A wildlife biologist smitten with wood turtles makes an evening presentation at my library, turtle in tow.

The room fills with people I know, and some I don’t know — a little girl from Montpelier with her grandfather whose family has owned a lakeside camp in Woodbury for 100 years. The trustees bring homemade desserts; there’s cold cider; we borrow chairs from the elementary school’s second floor gymnasium. In the humidity, I wipe sweat from my forehead with the school’s paper towels.

An older couple brings their dog, who otherwise would have cowered alone at home, if thunderstorms moved in.

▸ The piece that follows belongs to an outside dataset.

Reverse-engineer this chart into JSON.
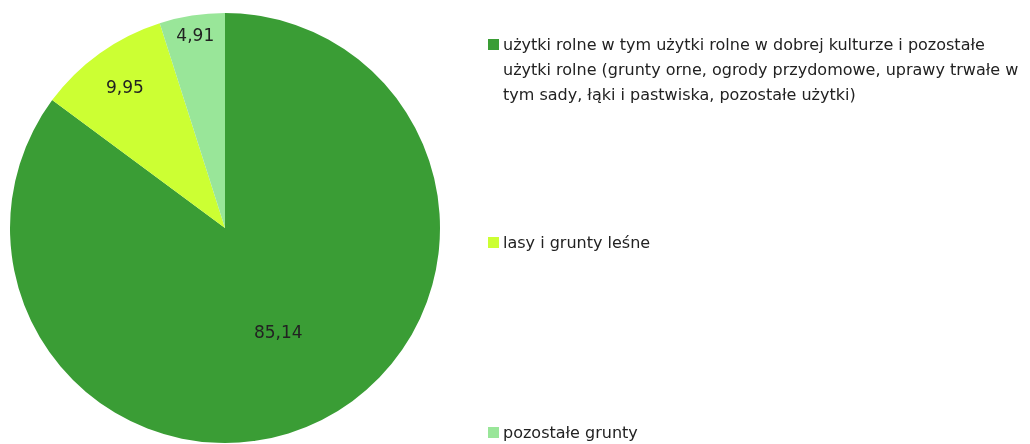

These evenings are a microcosm of small town Vermont: one woman quietly counsels another about obtaining a medical referral. The kids pile a paper plate with brownies. Another woman raids my book sale, asks for a box, and says she’ll drop a check by later.

In the end, I lock up, saying goodnight to the silent 100-year-old schoolhouse. So many people have gone through these doors; so much living has happened here.

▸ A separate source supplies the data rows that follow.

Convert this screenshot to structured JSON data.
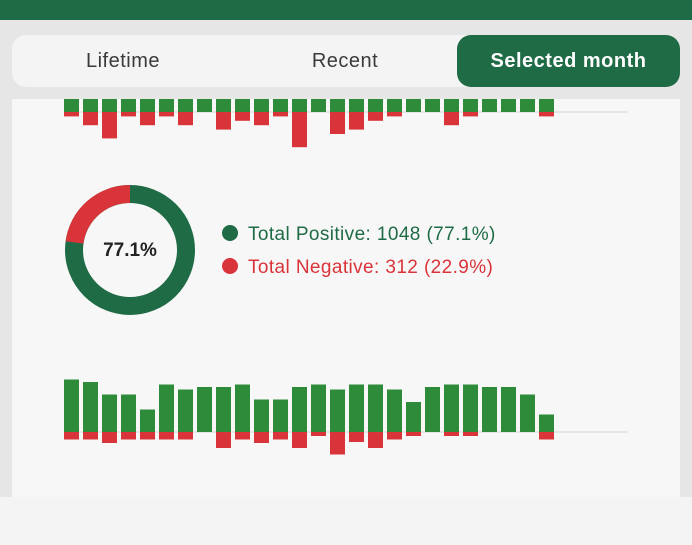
{
  "tabs": [
    {
      "label": "Lifetime",
      "selected": false
    },
    {
      "label": "Recent",
      "selected": false
    },
    {
      "label": "Selected month",
      "selected": true
    }
  ],
  "colors": {
    "brand": "#1e6b46",
    "positive_bar": "#2e8b3a",
    "negative_bar": "#d9343a",
    "donut_positive": "#1e6b46",
    "legend_positive_text": "#1e6b46",
    "legend_negative_text": "#d9343a"
  },
  "summary": {
    "center_label": "77.1%",
    "positive_percent": 77.1,
    "negative_percent": 22.9,
    "legend": {
      "positive": "Total Positive: 1048 (77.1%)",
      "negative": "Total Negative: 312 (22.9%)"
    }
  },
  "chart_data": [
    {
      "type": "bar",
      "positive": [
        3,
        3,
        3,
        3,
        3,
        3,
        3,
        3,
        3,
        3,
        3,
        3,
        3,
        3,
        3,
        3,
        3,
        3,
        3,
        3,
        3,
        3,
        3,
        3,
        3,
        3
      ],
      "negative": [
        1,
        3,
        6,
        1,
        3,
        1,
        3,
        0,
        4,
        2,
        3,
        1,
        8,
        0,
        5,
        4,
        2,
        1,
        0,
        0,
        3,
        1,
        0,
        0,
        0,
        1
      ]
    },
    {
      "type": "bar",
      "positive": [
        10.5,
        10,
        7.5,
        7.5,
        4.5,
        9.5,
        8.5,
        9,
        9,
        9.5,
        6.5,
        6.5,
        9,
        9.5,
        8.5,
        9.5,
        9.5,
        8.5,
        6,
        9,
        9.5,
        9.5,
        9,
        9,
        7.5,
        3.5
      ],
      "negative": [
        1.5,
        1.5,
        2.2,
        1.5,
        1.5,
        1.5,
        1.5,
        0,
        3.2,
        1.5,
        2.2,
        1.5,
        3.2,
        0.8,
        4.5,
        2,
        3.2,
        1.5,
        0.8,
        0,
        0.8,
        0.8,
        0,
        0,
        0,
        1.5
      ]
    }
  ]
}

In my library, next door, I glance around at a bit of chaos — a pile of old buttons in a pie plate the children have strung into necklaces, picture books on the floor.

Enough for one day. I turn off the light, lock the door, and walk out into the cooling-down rain-sweet night.

And over the grass at the roadside a land turtle crawled, turning aside for nothing, dragging his high-domed shell over the grass: His hard legs and yellow-nailed feet threshed slowly through the grass, not really walking, but boosting and dragging his shell along.